其实她困得眼皮打颤,好几次强行将呵欠憋了回去,憋的双眼渡上了一层水光。
不知过了多久,久到她都怀疑江澜夜抱着自己睡着了,宫女终于端着药进来了。
宋仪连忙推了推他:“江澜夜,起来喝药。”
江澜夜不愿意起,不愿意撒手。
宫女见状,好奇地悄悄打量了两人。
她在金銮殿也有两年了,从来没见过自家陛下这么黏人的模样,是生病的缘故,还是他本来就
宋仪怒道:“不起来你今夜自己睡吧。”
江澜夜立马撒开了手,转头端起那碗药。
他的眼睫轻轻垂着,烛灯将睫毛的阴影拉长,静静落在他的脸颊上,手中还端着一碗散发着苦味的药,看着格外落寞。
宋仪忍不住凑近嗅了嗅,当即拧起了眉头。
好难闻
江澜夜还是没有动弹。
宋仪忍不住催促他:“再不喝就凉了。”
江澜夜这才一饮而尽,随后幽幽道:“朕没醒之前,和醒了之后的待遇,大不一样了。”
宋仪茫然地看着他。
哪里不一样了。
江澜夜不再说话,显然不想再做解释。
宋仪将空碗递给宫女,看着她出去了,宋仪道:“我去把烛灯熄了。”
她刚要起来,手腕忽然又被江澜夜牢牢攥住。
他眉头微微蹙着,手劲格外的大,显然不想让宋仪下去。
宋仪直接道:“要么我现在去把烛灯熄了,要么你就顶着刺眼的光睡一夜,你自己选。

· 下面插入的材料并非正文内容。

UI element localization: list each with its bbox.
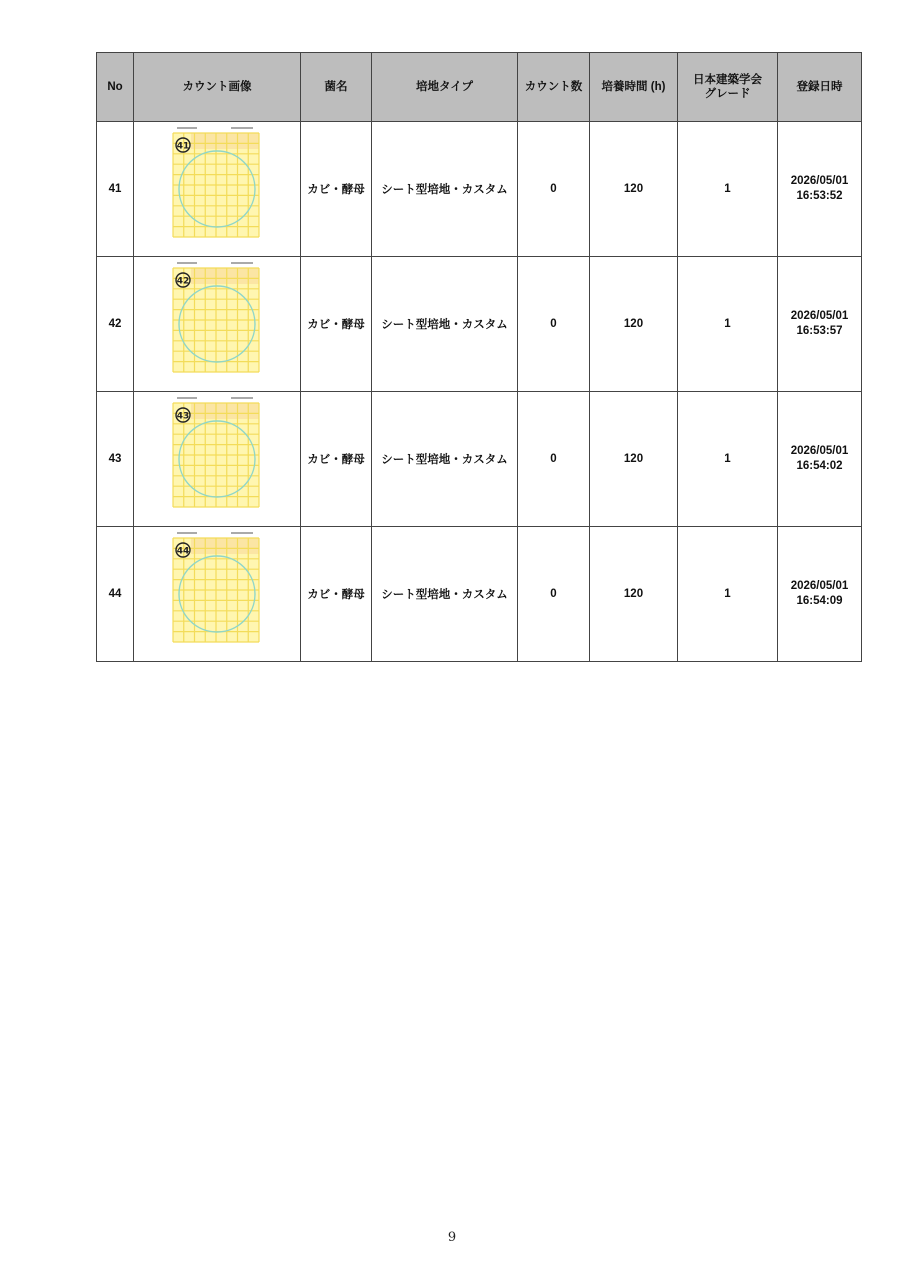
sample-number-label: 43: [176, 411, 190, 422]
cell-no: 43: [97, 392, 134, 527]
cell-registered-at: 2026/05/01 16:54:02: [778, 392, 862, 527]
sample-number-label: 41: [176, 141, 190, 152]
cell-medium-type: シート型培地・カスタム: [372, 527, 518, 662]
cell-count-image: [134, 122, 301, 257]
cell-no: 44: [97, 527, 134, 662]
cell-aij-grade: 1: [678, 527, 778, 662]
culture-plate-image: [171, 258, 263, 374]
cell-species: カビ・酵母: [301, 257, 372, 392]
cell-count: 0: [518, 527, 590, 662]
header-culture-hours: 培養時間 (h): [590, 53, 678, 122]
header-registered-at: 登録日時: [778, 53, 862, 122]
table-row: [97, 257, 862, 392]
cell-no: 41: [97, 122, 134, 257]
cell-count: 0: [518, 257, 590, 392]
header-count: カウント数: [518, 53, 590, 122]
cell-registered-at: 2026/05/01 16:53:52: [778, 122, 862, 257]
records-table: [96, 52, 862, 662]
cell-registered-at: 2026/05/01 16:54:09: [778, 527, 862, 662]
cell-count-image: [134, 392, 301, 527]
cell-aij-grade: 1: [678, 122, 778, 257]
header-species: 菌名: [301, 53, 372, 122]
cell-medium-type: シート型培地・カスタム: [372, 392, 518, 527]
cell-count-image: [134, 527, 301, 662]
table-row: [97, 122, 862, 257]
cell-no: 42: [97, 257, 134, 392]
cell-registered-at: 2026/05/01 16:53:57: [778, 257, 862, 392]
sample-number-label: 42: [176, 276, 190, 287]
cell-medium-type: シート型培地・カスタム: [372, 257, 518, 392]
cell-species: カビ・酵母: [301, 122, 372, 257]
header-row: [97, 53, 862, 122]
page-number: 9: [447, 1230, 457, 1245]
header-no: No: [97, 53, 134, 122]
header-count-image: カウント画像: [134, 53, 301, 122]
sample-number-label: 44: [176, 546, 190, 557]
culture-plate-image: [171, 123, 263, 239]
culture-plate-image: [171, 528, 263, 644]
table-row: [97, 527, 862, 662]
cell-culture-hours: 120: [590, 257, 678, 392]
table-body: [97, 122, 862, 662]
header-aij-grade: 日本建築学会 グレード: [678, 53, 778, 122]
cell-aij-grade: 1: [678, 257, 778, 392]
cell-medium-type: シート型培地・カスタム: [372, 122, 518, 257]
header-medium-type: 培地タイプ: [372, 53, 518, 122]
cell-count: 0: [518, 392, 590, 527]
cell-culture-hours: 120: [590, 392, 678, 527]
cell-species: カビ・酵母: [301, 392, 372, 527]
cell-culture-hours: 120: [590, 527, 678, 662]
cell-count-image: [134, 257, 301, 392]
cell-aij-grade: 1: [678, 392, 778, 527]
cell-species: カビ・酵母: [301, 527, 372, 662]
culture-plate-image: [171, 393, 263, 509]
table-row: [97, 392, 862, 527]
cell-count: 0: [518, 122, 590, 257]
table-header: [97, 53, 862, 122]
cell-culture-hours: 120: [590, 122, 678, 257]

”
江澜夜挣扎了片刻,这才缓缓松开了手。
宋仪踩着鞋子,拿了剪刀将灯芯剪断。
她刚回了榻上,就被江澜夜搂着腰扯进他的怀中。
宋仪伸手艰难地摸索着被子边缘,使劲往上扯了扯。
江澜夜:
后半夜,江澜夜没有再做噩梦。
第二日清晨。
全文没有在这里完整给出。